What will it take, you ask. Seems impossible. But the world we are currently inhabiting is just about as “impossible” as it gets. And that is becoming obvious to more and more people. An awakening is happening on this planet. Humanity is breaking through to the other side of hundreds of years of internalized and external separation. The concept of “other” is being shown in all its distortions so that we can at last see it for what it is—a prison that we are all entrapped in. As we awaken more and more, we begin to see ourselves in every person. What happens to you is simultaneously happening to me. The universal point of view suddenly opens up, and we recognize that separation is an illusion of the mind; at the heart level, we are inseparable. Oneness is not a concept, an unreachable ideal. It is the truth of our existence. There is no “other”; there is only the energy of love out of which we were all born and within which we always dwell.

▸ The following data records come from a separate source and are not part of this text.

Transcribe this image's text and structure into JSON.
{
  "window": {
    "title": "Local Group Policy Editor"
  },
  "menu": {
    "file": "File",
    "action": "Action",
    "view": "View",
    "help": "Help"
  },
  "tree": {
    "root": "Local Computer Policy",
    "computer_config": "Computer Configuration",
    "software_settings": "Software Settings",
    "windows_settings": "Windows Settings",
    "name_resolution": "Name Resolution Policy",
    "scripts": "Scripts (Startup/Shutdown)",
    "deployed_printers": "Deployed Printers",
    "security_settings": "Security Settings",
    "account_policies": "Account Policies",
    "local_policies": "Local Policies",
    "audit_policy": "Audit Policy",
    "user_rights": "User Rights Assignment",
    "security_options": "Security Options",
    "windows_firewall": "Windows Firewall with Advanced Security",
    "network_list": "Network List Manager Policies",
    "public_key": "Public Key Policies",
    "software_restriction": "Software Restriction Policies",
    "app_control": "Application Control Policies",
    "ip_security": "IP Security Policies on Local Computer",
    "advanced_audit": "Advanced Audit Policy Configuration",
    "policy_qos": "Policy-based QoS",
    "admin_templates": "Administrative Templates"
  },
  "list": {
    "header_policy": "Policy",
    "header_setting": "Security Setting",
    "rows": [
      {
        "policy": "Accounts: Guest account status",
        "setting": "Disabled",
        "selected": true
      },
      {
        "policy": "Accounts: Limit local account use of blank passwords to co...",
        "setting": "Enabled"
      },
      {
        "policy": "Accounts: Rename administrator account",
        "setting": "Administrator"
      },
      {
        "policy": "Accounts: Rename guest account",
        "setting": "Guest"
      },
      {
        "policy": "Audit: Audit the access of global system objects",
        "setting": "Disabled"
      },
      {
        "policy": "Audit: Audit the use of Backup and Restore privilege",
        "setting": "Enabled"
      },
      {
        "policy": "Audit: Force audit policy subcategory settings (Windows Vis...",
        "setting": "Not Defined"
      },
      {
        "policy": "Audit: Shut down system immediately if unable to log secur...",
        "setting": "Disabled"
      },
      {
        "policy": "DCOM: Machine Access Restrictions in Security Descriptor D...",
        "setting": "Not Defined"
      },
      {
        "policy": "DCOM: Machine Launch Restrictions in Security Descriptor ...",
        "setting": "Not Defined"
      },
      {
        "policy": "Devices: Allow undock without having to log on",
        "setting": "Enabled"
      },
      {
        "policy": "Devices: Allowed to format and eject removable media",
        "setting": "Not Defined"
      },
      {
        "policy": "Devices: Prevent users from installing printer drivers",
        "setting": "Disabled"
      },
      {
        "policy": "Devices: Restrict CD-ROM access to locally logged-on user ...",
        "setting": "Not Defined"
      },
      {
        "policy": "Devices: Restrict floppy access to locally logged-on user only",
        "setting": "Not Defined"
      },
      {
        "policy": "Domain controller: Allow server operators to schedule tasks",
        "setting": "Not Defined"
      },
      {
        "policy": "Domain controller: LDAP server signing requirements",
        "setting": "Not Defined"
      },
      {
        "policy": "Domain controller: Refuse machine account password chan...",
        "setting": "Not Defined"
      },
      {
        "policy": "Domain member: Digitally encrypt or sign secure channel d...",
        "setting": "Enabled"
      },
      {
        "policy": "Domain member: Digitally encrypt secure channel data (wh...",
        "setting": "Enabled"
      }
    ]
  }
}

Love is the awakening. Love is waking up to itself in everyone. Choose it every day in every way and transform the planet. Love everyone. Break through preconceptions and stereotypes (race, gender, age), opinions and beliefs, judgments and arguments. End the war inside you and live in peace with everyone. Allow your heart to guide you. Love every single person you encounter as you would a newborn, and love yourself as well. There is no way to “measure a life,” for life is immeasurable, unfathomable. It is a miracle of love and light that we are blessed to experience. Let that awareness fully awaken within you, and your life and the lives of all those around you will transform immediately. That is why you came to this planet at this time, to be part of an awakening. To open your heart to love even when you are facing a wall of seemingly solid opposition. Keep loving courageously, and the walls will eventually fall, the opposition dissolve. The awakening is in you and me and all of us. Our collective love and compassion are more powerful than “impossibility.”